De mannetjeskolibrie is bont, meestal metaalachtig groen gekleurd, met een glanzend rode, blauwe of smaragdgroene keelkleur. Het vrouwtje is onopvallend gekleurd.
De snavel is een belangrijk kenmerk voor de soortindeling. Bij de zwaardkolibrie (Ensifera ensifera) is de snavel bijna net zo lang als het gehele lijf dat 10 cm lang is. Daartegenover heeft Ramphomicron microrhynchummaar een snavellengte van 5 mm. De Eutoxeres hebben een sterk naar onderen gebogen snavel en de sabelsnavelkolibrie (Avocettula recurvirostris) heeft een snavel die aan de top naar boven gebogen is. Iedere snavel is op een bepaalde bloemvorm gespecialiseerd, waardoor er geen concurrentie tussen de kolibrie-soorten optreedt. Elke kolibrie is van een speciaal zakje met nectar in de nek afhankelijk. Als de vleugels naar voren bewegen, beweegt het zakje naar achteren. hierdoor kan de kolibrie zijn kop in evenwicht houden als hij eet.

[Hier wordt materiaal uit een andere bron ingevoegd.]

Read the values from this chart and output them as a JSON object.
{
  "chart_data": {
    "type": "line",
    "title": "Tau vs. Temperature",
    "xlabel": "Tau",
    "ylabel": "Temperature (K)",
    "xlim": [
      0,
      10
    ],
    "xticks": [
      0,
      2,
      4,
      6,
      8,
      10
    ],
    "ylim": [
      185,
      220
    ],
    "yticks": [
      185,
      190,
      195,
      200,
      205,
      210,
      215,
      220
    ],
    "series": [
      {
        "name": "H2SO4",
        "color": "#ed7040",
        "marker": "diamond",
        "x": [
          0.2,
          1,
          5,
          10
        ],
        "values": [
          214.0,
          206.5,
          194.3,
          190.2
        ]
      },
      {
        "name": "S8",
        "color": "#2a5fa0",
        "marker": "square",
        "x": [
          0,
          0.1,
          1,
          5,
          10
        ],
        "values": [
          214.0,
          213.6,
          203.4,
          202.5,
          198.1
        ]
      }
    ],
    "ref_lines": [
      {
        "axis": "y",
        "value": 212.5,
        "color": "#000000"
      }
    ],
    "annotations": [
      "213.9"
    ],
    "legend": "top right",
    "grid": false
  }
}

Tussen de soorten komen grote verschillen in gewicht voor. De kleinste (bijkolibrie, Mellisuga helenae) weegt 1,8 gram. De in Noord-Amerika meest voorkomende kolibrie (robijnkeelkolibrie, Archilochus colubris) weegt ongeveer 3 gram en is 7,6 cm groot.
Kolibries kunnen tot 15 jaar oud worden en keren ieder jaar naar dezelfde plaats terug. Als het te koud wordt, trekken ze naar meer zuidelijke streken.